Exchange Rate Risk & Cost of Capital
Exchange Rate Risk VIEW
As it is evident from the name, cost of capital refers to the weighted average cost of various capital components, i.e. sources of finance, employed by the firm such as equity, preference or debt. In finer terms, it is the rate of return, that must be received by the firm on its investment projects, to attract investors for investing capital in the firm and to maintain its market value.
The factors which determine the cost of capital are:
- Source of finance
- Corresponding payment for using finance.

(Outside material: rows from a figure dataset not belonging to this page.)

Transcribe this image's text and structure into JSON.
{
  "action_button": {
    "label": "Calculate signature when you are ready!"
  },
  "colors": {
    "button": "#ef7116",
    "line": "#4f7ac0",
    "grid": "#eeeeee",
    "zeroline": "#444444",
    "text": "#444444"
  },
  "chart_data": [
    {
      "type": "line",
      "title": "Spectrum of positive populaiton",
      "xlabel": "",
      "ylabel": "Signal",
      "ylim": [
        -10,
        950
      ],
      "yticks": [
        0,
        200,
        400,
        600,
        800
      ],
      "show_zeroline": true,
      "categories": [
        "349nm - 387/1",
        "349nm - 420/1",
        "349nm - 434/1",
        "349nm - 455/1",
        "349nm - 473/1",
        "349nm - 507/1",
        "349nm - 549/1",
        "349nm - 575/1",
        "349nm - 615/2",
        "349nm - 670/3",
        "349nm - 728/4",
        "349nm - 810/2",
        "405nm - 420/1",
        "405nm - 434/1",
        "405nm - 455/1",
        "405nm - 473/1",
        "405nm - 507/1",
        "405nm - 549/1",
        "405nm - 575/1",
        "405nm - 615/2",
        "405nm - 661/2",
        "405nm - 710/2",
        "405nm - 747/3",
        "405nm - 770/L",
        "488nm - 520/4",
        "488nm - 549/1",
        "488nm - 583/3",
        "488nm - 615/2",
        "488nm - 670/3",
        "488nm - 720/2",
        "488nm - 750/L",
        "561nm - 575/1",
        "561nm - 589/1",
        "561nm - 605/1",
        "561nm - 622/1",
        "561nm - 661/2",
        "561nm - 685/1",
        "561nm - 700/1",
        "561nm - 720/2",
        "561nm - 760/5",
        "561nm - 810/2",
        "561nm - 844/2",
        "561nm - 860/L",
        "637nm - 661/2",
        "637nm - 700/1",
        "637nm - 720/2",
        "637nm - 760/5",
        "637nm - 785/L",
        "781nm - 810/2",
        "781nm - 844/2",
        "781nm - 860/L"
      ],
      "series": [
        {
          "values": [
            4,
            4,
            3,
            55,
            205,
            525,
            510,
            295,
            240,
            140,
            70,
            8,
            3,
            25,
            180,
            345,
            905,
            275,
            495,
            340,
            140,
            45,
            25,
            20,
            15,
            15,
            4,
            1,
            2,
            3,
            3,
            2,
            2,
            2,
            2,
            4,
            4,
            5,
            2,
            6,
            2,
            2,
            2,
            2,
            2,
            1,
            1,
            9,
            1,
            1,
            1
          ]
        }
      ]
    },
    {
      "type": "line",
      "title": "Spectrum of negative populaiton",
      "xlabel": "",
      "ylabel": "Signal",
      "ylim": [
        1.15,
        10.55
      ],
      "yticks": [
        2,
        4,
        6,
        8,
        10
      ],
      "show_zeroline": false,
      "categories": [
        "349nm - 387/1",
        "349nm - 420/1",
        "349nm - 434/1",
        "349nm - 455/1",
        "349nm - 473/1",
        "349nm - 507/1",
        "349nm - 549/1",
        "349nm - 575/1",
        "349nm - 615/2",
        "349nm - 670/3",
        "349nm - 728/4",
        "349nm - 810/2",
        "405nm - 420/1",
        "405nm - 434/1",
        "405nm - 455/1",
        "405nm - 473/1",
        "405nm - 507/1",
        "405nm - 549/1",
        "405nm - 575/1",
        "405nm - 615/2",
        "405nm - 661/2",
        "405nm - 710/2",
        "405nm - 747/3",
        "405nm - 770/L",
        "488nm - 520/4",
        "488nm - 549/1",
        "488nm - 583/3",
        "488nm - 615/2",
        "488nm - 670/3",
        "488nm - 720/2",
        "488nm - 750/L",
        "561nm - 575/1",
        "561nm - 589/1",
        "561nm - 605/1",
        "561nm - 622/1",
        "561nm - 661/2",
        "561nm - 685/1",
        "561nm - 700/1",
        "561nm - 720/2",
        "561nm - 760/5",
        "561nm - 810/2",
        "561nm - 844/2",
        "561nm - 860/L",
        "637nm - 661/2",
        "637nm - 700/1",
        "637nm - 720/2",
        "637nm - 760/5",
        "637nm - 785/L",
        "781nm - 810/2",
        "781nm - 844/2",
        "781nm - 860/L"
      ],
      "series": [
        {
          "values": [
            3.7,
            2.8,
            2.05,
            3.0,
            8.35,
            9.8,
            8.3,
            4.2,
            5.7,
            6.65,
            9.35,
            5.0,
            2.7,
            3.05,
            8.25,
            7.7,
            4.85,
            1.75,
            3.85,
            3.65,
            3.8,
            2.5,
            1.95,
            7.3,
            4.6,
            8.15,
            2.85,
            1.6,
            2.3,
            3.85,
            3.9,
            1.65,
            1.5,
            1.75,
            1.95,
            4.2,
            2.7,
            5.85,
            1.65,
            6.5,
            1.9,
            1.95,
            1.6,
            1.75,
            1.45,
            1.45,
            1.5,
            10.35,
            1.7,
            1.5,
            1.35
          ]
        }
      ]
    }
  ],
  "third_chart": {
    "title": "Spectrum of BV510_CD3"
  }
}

On raising funds from the market, from various sources, the firm has to pay some additional amount, apart from the principal itself. The additional amount is nothing but the cost of using the capital, i.e. cost of capital which is either paid in lump sum or at periodic intervals.
Classification of Cost of Capital
- Explicit cost of capital: It is the cost of capital in which firm’s cash outflow is oriented towards utilisation of capital which is evident, such as payment of dividend to the shareholders, interest to the debenture holders, etc.
- Implicit cost of capital: It does not involve any cash outflow, but it denotes the opportunity foregone while opting for another alternative opportunity.
To cover the cost of raising funds from the market, cost of capital must be obtained. It helps in assessing firm’s new projects because it is the minimum return expected by the shareholders, lenders and debt holders for supplying capital to the business, as a consideration for their share in the total capital. Hence, it establishes a benchmark, which must be met out by the project.
However, if a firm is incapable of reaping the expected rate of return, the value of shares in the market will tend to decline, which will lead to the reduction in the wealth of the shareholders as a whole.
Importance of Cost of Capital
- It helps in evaluating the investment options, by converting the future cash flows of the investment avenues into present value by discounting it.
- It is helpful in capital budgeting decisions regarding the sources of finance used by the company.
- It is vital in designing the optimal capital structure of the firm, wherein the firm’s value is maximum, and the cost of capital is minimum.
- It can also be used to appraise the performance of specific projects by comparing the performance against the cost of capital.
- It is useful in framing optimum credit policy, i.e. at the time of deciding credit period to be allowed to the customers or debtors, it should be compared with the cost of allowing credit period.
Cost of capital is also termed as cut-off rate, the minimum rate of return, or hurdle rate.